For the first time during the almost thirty minutes they had been talking, the stranger smiled faintly.
"I worked in the arms industry, don't forget. And that included work for the secret service."
The man asked her to lead him to the river--he was lost, and did not know how to get back. Chantal took the shotgun--she had borrowed it from a friend on the pretext that she was very tense and needed to do a bit of hunting to try and relax--and put it back in its bag, and the two of them set off down the hill.

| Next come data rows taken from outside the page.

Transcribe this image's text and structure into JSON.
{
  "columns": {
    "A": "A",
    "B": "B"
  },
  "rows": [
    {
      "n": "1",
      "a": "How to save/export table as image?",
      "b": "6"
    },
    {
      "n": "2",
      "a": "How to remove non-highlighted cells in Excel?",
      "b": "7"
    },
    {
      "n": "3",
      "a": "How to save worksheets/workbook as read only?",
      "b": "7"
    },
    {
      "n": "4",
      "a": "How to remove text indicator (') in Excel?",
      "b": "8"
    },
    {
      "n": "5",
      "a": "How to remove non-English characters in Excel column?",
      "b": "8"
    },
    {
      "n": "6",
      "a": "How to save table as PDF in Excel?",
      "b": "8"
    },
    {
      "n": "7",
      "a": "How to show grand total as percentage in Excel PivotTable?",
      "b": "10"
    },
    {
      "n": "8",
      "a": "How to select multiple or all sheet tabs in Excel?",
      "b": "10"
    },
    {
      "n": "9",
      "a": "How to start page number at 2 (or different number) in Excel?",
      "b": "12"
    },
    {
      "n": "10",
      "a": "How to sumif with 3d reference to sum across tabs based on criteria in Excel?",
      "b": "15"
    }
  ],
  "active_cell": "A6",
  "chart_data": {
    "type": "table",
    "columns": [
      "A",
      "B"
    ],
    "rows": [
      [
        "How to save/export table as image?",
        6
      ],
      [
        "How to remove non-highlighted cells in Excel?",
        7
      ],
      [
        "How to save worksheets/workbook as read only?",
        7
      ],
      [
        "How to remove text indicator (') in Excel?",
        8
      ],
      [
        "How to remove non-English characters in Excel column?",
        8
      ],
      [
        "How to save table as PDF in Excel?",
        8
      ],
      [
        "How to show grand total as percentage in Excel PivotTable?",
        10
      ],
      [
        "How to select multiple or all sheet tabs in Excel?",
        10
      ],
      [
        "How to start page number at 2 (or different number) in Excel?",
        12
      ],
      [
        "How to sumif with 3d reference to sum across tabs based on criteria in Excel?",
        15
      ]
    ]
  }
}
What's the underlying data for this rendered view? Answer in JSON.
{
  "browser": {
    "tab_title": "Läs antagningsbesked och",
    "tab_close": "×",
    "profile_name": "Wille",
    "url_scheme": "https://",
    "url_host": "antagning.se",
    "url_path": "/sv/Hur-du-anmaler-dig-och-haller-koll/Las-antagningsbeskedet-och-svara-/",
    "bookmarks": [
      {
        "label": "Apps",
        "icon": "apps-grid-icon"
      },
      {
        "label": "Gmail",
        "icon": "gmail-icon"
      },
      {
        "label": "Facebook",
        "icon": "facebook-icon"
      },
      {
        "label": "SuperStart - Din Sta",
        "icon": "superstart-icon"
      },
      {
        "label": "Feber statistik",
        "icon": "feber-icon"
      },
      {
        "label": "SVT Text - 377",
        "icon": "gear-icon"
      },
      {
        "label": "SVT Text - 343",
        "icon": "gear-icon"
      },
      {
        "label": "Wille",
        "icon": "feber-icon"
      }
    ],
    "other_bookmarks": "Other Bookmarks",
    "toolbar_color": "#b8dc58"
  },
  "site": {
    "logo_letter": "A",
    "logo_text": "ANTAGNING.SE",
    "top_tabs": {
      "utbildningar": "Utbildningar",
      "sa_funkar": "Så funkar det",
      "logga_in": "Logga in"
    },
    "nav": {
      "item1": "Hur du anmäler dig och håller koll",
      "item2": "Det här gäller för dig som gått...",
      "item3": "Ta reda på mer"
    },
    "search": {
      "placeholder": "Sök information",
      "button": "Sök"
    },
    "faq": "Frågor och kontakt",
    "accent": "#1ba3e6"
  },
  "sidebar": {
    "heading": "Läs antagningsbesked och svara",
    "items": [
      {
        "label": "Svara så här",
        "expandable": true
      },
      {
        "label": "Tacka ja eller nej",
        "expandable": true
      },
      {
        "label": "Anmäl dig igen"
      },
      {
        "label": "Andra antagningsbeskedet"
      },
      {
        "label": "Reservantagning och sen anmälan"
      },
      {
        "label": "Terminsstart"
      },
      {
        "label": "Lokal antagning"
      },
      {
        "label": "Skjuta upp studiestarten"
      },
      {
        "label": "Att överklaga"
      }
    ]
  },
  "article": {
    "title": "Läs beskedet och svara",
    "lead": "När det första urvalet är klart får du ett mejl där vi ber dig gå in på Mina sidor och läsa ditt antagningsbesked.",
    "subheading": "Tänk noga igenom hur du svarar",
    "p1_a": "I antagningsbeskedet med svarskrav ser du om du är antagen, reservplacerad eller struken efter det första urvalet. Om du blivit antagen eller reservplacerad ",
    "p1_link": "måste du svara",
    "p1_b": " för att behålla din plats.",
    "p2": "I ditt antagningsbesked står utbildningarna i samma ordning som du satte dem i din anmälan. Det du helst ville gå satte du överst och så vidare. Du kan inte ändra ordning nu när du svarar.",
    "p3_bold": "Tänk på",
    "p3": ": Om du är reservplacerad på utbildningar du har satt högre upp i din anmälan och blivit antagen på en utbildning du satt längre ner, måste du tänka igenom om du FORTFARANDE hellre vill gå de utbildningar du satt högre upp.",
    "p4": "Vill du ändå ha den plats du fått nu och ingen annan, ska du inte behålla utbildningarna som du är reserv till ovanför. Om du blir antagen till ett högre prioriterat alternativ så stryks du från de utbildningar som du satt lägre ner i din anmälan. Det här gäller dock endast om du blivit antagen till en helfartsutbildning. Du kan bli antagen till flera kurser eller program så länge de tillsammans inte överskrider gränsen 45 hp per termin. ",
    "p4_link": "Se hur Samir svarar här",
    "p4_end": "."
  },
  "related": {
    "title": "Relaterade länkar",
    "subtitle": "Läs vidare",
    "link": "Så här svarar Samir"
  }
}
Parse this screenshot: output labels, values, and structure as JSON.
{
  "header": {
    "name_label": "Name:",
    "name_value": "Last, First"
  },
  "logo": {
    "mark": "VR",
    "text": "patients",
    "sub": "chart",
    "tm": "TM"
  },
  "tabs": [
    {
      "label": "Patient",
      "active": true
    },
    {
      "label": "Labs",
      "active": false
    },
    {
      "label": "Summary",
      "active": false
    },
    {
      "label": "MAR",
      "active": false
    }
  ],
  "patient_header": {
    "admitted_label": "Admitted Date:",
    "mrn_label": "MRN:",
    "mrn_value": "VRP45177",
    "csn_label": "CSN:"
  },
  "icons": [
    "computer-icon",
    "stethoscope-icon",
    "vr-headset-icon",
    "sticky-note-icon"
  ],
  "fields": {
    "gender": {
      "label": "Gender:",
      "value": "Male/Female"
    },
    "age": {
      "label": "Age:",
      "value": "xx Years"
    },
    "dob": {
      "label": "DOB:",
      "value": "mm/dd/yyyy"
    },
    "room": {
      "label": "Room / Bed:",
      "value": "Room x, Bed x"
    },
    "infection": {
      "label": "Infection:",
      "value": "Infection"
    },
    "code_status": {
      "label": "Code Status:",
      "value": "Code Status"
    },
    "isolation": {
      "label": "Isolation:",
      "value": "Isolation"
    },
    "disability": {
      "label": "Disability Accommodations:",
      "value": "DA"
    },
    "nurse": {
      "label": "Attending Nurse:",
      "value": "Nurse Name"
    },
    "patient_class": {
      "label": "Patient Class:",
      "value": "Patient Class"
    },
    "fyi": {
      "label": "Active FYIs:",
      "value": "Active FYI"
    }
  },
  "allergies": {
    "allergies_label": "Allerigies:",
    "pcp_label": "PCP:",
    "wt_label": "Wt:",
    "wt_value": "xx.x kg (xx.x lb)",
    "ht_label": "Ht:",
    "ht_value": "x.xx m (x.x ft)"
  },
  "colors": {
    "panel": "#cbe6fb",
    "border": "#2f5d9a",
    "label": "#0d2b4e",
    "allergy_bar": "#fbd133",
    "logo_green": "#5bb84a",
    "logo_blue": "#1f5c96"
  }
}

They said nothing to each other on the way down. When they reached the river, the stranger said goodbye.
"I understand why you're delaying, but I can't wait any longer. I can also understand that, in order to struggle with yourself, you needed to get to know me better: now you do.
"I am a man who walks the earth with a devil at his side; in order to drive him away or to accept him once and for all, I need to know the answers to certain questions."
The fork banged repeatedly against the wineglass. Everyone in the bar, which was packed on that Friday night, turned towards the sound: it was Miss Prym calling for them to be silent.
The effect was immediate: never in all the history of the village had a young woman whose sole duty was to serve the customers acted in such a manner.
"She had better have something important to say," thought the hotel landlady. "If not, I'll get rid of her tonight, despite the promise I made to her grandmother never to abandon her."
"I'd like you all to listen," Chantal said. "I'm going to tell you a story that everyone here, apart from our visitor, will know," she said, pointing to the stranger. "After that, I'll tell you another story that no one here, apart from our visitor, will know. When I've finished, it will be up to you to judge whether or not it was wrong of me to interrupt your well-earned Friday evening rest, after an exhausting week's w
ork."
"She's taking a terrible risk," the priest thought. "She doesn't know anything we don't know. She may be a poor orphan with few possibilities in life, but it's going to be difficult to persuade the hotel landlady to keep her on after this."
But, when he thought about it again, perhaps it wouldn't. We all commit sins, which are generally followed by two or three days of anger, after which all is forgiven; besides, he couldn't think of anyone else in the village who could do her job. It was a young person's job, and there were no other young people in Viscos.
"Viscos has three streets, a small square with a cross in it, a few ruined houses and a church with a cemetery beside it," Chantal began.